The large scale geometry of strongly aperiodic subshifts of finite type

TL;DR

This paper explores the large-scale geometry of strongly aperiodic subshifts of finite type on groups, establishing invariance properties under quasi-isometry and linking them to group properties like ends and rigidity.

Contribution

It demonstrates that strongly aperiodic SFTs exist on groups with at least two ends and that their existence and the domino problem's decidability are quasi-isometry invariants for certain groups.

Findings

Groups with ≥2 ends admit strongly aperiodic SFTs.

Existence of strongly aperiodic SFTs is a quasi-isometry invariant.

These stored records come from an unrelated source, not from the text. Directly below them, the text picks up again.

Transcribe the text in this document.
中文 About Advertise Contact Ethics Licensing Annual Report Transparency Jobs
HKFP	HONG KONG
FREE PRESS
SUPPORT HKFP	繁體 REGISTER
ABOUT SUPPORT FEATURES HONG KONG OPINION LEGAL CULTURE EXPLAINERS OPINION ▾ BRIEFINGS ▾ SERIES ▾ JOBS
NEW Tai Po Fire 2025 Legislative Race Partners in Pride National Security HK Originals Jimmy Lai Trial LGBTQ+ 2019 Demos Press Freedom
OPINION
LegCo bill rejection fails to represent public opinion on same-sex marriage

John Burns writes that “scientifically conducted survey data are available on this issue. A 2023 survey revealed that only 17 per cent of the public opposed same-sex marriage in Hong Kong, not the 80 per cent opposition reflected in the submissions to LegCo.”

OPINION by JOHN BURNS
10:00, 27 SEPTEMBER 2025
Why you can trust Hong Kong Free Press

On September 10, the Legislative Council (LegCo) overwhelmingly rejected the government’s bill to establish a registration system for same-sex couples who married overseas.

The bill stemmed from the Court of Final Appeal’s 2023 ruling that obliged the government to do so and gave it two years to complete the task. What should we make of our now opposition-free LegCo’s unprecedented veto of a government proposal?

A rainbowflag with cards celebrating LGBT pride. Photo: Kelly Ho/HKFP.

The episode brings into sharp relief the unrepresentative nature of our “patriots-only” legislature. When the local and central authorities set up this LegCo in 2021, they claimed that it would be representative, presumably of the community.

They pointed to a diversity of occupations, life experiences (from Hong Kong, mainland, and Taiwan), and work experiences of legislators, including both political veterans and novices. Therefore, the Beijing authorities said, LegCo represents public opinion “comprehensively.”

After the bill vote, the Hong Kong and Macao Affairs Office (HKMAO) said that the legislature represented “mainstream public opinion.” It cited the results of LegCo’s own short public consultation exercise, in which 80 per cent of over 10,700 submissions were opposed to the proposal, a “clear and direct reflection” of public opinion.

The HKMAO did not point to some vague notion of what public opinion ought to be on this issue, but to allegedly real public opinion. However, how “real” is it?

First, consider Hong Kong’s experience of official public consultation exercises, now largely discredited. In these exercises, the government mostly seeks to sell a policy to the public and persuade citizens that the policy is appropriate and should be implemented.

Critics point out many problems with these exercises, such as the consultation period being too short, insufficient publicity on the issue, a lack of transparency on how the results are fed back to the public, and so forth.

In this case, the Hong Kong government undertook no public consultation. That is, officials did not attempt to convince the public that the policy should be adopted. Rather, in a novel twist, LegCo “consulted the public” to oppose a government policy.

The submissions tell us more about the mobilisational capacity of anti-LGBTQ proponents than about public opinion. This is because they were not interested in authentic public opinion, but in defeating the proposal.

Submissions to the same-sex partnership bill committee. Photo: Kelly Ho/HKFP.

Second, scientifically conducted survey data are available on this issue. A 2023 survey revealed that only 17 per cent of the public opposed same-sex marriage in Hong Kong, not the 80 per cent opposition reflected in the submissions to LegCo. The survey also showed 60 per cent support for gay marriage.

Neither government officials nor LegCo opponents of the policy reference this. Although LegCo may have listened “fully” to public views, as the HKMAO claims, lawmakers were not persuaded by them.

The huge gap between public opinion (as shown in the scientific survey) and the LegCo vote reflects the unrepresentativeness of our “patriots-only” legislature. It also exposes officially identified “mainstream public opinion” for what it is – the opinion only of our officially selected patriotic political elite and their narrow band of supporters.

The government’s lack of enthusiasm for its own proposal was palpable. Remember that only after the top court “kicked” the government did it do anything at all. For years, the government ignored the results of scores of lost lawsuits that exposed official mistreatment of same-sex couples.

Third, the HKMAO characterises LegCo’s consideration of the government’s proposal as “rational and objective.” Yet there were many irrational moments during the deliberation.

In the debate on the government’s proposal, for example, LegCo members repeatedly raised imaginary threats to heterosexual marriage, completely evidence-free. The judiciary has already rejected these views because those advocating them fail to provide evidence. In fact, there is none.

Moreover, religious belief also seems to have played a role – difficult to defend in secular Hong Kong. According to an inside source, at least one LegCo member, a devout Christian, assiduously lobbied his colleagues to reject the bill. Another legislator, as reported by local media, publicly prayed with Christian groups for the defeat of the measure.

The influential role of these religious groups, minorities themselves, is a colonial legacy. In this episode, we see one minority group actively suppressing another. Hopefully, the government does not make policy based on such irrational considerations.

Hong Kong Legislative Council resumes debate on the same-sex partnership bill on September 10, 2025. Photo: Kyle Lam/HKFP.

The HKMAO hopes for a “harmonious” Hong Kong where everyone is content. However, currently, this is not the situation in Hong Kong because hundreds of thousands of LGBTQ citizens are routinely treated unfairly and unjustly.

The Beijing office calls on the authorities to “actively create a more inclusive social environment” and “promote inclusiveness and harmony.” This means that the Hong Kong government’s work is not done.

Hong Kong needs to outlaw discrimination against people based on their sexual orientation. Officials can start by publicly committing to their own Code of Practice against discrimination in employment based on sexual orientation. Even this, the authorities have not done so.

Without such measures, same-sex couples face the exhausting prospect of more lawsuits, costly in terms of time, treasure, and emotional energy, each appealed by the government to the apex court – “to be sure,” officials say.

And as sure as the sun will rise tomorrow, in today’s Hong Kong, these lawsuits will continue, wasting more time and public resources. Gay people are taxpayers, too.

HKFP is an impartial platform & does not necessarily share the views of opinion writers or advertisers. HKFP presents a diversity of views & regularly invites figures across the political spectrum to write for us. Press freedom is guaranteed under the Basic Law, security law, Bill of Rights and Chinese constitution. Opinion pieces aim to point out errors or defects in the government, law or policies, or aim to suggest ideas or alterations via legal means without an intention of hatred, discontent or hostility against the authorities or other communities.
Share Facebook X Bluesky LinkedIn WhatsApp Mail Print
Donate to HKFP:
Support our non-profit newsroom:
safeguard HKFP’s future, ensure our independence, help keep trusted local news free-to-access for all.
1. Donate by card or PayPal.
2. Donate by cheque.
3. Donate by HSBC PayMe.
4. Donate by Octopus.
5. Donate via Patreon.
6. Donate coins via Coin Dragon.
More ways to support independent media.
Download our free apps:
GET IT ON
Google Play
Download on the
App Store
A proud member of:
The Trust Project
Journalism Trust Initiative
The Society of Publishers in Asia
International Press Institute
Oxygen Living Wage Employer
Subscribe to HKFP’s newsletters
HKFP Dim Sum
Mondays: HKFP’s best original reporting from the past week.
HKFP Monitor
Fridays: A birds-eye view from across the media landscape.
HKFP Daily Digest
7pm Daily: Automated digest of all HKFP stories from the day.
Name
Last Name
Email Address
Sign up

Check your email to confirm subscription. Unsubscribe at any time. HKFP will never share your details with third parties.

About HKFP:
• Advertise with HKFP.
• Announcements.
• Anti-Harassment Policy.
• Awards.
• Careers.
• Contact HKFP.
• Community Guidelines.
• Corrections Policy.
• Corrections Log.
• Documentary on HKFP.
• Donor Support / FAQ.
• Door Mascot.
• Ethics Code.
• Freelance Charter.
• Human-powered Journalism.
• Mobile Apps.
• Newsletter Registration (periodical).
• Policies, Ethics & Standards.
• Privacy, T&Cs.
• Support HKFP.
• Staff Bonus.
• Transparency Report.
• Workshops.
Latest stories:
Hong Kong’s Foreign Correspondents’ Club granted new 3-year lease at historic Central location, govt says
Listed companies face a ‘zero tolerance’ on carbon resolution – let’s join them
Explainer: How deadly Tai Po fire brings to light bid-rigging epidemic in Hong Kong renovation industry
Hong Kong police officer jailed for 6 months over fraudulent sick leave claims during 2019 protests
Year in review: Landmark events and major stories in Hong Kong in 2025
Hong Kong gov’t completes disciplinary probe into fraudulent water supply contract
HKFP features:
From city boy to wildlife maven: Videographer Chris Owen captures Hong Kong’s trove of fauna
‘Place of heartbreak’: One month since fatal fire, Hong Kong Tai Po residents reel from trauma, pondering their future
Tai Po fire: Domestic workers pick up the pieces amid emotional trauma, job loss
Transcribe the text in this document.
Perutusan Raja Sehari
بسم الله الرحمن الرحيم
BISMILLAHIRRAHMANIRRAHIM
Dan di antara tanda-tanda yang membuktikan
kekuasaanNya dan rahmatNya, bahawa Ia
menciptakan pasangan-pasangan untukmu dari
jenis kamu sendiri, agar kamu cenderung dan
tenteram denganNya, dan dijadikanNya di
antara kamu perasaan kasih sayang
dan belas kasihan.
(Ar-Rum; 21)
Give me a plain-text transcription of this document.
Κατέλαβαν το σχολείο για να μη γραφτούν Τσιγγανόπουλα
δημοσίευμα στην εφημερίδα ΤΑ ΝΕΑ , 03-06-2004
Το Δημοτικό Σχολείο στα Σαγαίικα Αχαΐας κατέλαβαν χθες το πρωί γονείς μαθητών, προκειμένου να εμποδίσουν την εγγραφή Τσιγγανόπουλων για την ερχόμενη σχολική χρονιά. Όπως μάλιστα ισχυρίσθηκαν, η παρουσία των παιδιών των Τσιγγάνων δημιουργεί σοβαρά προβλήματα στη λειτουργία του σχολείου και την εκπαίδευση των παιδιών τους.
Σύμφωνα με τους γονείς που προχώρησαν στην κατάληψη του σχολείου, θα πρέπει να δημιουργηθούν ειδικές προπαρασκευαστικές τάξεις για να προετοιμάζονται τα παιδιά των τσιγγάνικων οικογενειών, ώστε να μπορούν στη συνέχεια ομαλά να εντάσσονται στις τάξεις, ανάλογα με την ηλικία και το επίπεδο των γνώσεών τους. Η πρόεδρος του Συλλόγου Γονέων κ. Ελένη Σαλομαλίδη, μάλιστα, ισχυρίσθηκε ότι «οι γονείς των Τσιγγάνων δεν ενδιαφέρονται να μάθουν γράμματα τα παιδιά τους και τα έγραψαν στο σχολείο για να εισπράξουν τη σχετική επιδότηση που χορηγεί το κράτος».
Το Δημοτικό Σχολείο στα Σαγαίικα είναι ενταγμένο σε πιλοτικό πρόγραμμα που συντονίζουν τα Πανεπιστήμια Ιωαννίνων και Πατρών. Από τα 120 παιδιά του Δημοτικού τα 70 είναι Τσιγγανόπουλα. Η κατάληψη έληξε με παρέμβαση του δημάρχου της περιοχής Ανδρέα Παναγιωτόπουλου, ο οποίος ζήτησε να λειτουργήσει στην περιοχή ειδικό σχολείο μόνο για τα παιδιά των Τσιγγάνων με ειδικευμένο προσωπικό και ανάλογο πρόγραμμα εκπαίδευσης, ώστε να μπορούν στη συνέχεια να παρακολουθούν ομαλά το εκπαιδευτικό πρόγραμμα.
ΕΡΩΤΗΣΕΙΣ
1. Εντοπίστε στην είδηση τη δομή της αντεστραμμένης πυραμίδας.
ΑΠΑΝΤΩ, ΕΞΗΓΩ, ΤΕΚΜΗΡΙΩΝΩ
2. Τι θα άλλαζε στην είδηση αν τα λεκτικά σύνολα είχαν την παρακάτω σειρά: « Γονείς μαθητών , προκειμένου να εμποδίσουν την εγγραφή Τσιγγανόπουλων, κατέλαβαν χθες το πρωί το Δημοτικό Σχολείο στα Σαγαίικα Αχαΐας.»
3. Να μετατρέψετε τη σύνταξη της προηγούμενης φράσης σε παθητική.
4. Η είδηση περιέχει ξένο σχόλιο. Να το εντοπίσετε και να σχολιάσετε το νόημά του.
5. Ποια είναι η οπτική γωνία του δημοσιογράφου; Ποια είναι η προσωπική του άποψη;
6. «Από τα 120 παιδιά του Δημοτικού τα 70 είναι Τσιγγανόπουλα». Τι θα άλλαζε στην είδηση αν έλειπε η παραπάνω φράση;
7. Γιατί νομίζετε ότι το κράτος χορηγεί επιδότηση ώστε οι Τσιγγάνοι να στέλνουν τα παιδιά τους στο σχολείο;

Decidability of the domino problem is a quasi-isometry invariant.

Abstract

A subshift on a group G is a closed, G-invariant subset of A^G, for some finite set A. It is said to be a subshift of finite type (SFT) if it is defined by a finite collection of 'forbidden patterns', to be strongly aperiodic if all point stabilizers are trivial, and weakly aperiodic if all point stabilizers are infinite index in G. We show that groups with at least 2 ends have a strongly aperiodic SFT, and that having such an SFT is a QI invariant for finitely presented torsion free groups. We show that a finitely presented torsion free group with no weakly aperiodic SFT must be QI-rigid. The domino problem on G asks whether the SFT specified by a given set of forbidden patterns is empty. We show that decidability of the domino problem is a QI invariant.